Caniulef estaba de vacaciones y sintió la herida. “Para mí fue un tema muy sensible, porque no tenía la piel que tengo hoy para enfrentarme a este tipo de polémicas. Era bien incómodo”, explicó años después.
“No me podía quejar abiertamente. Me pareció necesario, en ese momento, poner sobre la mesa una discusión que hoy día es una discusión natural, que es que hay temas en los cuales no hay que reírse”, detalló.
El profesioanl encontró que la mejor manera de defenderse era escribiendo una carta al diario El Mercurio en contra de lo que calificó como “un lamentable y vergonzoso episodio de racismo y también de homofobia disfrazado de humor”.
“No es exagerado decir que la sociedad chilena, por años y en su mayoría, ha mirado con desdén al pueblo mapuche, etnia originaria de nuestro país y cuya genética está presente en el 99% de quienes están leyendo mis palabras. Hablamos de una cultura milenaria, subvalorada y ahora denostada por un personaje televisivo que, se supone, no tiene otro afán que entretener y hacer reír”, expresó en la misiva.

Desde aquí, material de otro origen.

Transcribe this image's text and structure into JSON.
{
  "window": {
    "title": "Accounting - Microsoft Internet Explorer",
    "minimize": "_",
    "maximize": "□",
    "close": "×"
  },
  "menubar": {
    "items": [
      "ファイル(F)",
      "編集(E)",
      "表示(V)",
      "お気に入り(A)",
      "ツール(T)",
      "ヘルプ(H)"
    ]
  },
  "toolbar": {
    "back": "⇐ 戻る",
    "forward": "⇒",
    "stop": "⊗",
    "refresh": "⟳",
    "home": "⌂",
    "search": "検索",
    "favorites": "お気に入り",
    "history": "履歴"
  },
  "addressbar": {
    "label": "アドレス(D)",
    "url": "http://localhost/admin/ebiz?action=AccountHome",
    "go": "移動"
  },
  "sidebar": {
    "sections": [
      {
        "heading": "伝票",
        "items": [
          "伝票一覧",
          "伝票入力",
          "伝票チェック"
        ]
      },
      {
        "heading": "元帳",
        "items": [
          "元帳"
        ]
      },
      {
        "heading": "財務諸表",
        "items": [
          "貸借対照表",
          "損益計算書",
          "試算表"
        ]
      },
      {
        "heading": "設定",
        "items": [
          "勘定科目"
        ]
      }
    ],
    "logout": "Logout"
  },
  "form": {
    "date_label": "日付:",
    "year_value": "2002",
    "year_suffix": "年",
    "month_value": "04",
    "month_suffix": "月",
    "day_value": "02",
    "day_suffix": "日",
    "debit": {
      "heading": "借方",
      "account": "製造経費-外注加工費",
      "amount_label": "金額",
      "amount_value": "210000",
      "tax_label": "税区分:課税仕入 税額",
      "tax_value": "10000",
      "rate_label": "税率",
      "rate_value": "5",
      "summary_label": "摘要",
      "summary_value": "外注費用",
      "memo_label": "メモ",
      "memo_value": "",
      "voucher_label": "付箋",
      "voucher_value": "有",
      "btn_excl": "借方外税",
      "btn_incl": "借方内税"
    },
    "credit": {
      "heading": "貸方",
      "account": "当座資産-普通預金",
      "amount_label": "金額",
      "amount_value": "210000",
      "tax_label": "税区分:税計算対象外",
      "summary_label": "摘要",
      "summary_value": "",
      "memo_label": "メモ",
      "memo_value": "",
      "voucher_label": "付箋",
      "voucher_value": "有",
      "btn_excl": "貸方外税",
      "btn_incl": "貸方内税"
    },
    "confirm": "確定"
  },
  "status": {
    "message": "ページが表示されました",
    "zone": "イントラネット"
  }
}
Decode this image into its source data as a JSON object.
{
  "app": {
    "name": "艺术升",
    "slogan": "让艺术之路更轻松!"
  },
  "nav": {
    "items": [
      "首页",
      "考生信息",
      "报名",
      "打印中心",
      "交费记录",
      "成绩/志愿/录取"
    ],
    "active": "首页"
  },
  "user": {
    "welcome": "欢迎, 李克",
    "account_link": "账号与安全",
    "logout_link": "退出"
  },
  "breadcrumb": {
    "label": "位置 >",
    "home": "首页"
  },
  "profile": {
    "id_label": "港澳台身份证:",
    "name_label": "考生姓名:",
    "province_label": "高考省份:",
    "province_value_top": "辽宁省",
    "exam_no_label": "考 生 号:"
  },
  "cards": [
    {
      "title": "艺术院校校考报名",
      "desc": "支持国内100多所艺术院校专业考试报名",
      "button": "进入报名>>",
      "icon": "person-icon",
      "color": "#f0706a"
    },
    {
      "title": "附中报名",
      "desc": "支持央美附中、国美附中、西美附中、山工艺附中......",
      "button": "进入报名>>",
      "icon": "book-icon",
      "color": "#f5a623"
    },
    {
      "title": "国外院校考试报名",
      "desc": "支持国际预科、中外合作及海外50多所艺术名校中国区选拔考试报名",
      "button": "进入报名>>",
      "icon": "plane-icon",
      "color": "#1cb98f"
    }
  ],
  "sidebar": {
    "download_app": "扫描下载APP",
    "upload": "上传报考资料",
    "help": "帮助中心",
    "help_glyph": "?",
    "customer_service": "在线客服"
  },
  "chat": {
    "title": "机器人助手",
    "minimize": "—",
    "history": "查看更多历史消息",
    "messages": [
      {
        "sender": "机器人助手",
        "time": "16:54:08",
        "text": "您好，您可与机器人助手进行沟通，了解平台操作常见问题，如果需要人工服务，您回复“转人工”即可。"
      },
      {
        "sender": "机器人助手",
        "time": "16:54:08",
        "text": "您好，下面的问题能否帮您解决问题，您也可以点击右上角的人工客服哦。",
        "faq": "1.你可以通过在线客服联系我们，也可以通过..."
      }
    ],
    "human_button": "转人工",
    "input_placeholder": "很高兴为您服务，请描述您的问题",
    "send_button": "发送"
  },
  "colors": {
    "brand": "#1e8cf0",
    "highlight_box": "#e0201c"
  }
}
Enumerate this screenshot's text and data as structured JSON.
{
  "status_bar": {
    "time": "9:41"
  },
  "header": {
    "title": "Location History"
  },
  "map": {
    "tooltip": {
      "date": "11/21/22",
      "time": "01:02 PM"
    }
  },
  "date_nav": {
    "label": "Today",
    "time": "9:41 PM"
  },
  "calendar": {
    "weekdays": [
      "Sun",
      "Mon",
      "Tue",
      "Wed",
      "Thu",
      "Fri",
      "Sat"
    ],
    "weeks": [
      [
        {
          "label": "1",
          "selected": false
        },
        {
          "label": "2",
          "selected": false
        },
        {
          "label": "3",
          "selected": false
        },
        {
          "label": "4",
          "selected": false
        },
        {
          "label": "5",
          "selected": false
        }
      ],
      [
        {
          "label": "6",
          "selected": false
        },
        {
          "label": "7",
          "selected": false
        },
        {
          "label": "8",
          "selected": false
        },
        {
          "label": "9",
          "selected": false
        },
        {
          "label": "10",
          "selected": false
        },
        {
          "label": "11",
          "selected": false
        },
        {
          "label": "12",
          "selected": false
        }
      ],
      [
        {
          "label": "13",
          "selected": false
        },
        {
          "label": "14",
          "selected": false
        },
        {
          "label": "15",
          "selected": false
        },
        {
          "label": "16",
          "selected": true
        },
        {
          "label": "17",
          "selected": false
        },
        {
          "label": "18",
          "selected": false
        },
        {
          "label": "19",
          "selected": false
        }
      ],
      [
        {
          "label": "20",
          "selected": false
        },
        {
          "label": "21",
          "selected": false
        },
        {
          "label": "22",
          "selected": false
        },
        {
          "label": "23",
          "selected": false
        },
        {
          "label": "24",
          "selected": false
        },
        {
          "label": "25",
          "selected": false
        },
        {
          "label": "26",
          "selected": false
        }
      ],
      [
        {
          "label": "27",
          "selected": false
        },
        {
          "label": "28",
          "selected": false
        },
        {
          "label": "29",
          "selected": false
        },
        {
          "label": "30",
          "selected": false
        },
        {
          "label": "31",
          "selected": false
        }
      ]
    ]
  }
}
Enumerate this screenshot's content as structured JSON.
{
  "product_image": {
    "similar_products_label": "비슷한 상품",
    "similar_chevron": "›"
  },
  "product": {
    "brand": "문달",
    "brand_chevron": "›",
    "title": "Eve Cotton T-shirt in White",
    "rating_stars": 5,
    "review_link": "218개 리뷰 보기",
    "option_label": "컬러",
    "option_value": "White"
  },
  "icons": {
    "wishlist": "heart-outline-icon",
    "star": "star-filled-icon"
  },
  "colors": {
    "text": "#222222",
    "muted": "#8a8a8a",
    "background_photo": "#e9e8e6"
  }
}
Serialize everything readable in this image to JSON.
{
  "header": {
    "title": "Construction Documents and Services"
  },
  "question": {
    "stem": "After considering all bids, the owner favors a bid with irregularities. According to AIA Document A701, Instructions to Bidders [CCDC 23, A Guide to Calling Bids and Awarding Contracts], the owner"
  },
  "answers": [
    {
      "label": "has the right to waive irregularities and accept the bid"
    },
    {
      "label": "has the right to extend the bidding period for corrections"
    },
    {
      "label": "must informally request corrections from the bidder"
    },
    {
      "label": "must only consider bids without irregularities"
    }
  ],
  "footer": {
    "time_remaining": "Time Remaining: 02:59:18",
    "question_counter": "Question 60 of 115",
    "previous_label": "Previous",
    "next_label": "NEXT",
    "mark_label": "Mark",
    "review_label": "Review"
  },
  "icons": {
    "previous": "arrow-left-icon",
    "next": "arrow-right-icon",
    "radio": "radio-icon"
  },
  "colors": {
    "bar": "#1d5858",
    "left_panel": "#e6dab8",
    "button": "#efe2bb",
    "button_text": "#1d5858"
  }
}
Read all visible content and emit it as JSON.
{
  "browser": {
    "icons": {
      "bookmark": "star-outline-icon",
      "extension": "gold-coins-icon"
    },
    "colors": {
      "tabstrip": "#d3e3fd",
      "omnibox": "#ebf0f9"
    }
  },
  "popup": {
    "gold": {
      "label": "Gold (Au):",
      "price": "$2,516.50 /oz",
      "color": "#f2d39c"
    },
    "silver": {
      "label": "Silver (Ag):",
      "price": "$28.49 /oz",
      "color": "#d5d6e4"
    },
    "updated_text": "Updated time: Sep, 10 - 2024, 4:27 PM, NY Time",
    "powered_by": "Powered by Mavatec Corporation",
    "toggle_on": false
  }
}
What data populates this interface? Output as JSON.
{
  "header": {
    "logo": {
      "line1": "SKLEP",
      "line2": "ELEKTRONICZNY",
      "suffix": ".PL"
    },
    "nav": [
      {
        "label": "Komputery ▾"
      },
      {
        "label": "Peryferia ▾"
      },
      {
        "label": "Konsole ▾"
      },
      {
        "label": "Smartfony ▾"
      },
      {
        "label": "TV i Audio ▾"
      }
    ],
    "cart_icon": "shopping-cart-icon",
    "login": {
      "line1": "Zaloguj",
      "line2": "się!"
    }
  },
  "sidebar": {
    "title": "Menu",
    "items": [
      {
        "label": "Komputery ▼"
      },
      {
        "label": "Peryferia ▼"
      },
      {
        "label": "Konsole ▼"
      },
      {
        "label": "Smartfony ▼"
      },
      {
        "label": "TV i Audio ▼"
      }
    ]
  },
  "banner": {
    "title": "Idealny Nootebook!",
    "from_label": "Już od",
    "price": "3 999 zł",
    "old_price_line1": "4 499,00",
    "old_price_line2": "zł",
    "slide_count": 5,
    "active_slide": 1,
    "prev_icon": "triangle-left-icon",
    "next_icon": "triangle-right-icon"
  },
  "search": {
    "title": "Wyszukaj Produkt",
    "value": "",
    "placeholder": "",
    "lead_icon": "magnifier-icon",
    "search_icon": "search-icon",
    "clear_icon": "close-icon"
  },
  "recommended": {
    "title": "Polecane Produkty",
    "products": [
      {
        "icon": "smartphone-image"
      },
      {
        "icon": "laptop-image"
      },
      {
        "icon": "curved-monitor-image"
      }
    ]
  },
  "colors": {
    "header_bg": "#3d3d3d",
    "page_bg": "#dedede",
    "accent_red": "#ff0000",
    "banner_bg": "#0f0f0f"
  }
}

Escribió que “el libreto del último capítulo de ‘Yerko Puchento’ sumó un texto virulento de una homofobia evidente y donde también fui yo el aludido. La Ley Zamudio permite hoy que actos denigrantes hacia las personas homosexuales, lesbianas y transexuales tengan castigo, pero somos los medios de comunicación, y quienes trabajamos en ellos, quienes debemos dar el ejemplo correcto y no el equivocado como ocurrió en Vértigo”.
En esos tiempos no era llegar y alzar la voz como ahora. Más aún contra otra figura de su propio canal. “Puchento” marcaba los peaks de sintonía de Vértigo y era lo mejor calificado del programa por parte del público.
Hubo polémica y una ola de reacciones, y Eyzaguirre mantuvo todo su apoyo al cómico. “Yo sí sentí temor de perder la pega, porque efectivamente me estaba enfrentando a mis propios jefes, que en este caso era el director ejecutivo del canal”, atestiguó el reportero. sin
Pero Caniulef lo tenía claro: “El origen, el apellido, la condición social, la orientación sexual no son motivo de burla”.
“SENTI TEMOR DE PERDER LA PEGA”
“Yo sí sentí temor de perder la pega, porque efectivamente me estaba enfrentando a mis propios jefes, que en este caso era el director ejecutivo del canal... Eyzaguirre defendió la libertad que tenía ‘Yerko’ de generar un contenido que, para él, era de humor, lo cual no estuve de acuerdo”, rememoró.
El periodista no reculó. Conversó el asunto con el director ejecutivo y argumentó. La casa televisiva emitió la declaración: “Canal 13 lamenta el episodio generado por una rutina humorística en el progrfama Vértigo. La línea editorial del canal no admite la homofobia ni la discriminación racial”.
Y pasó una década hasta que Caniulef y Alcaíno se dieron un abrazo en televisión al encontrarse en Pasapalabra.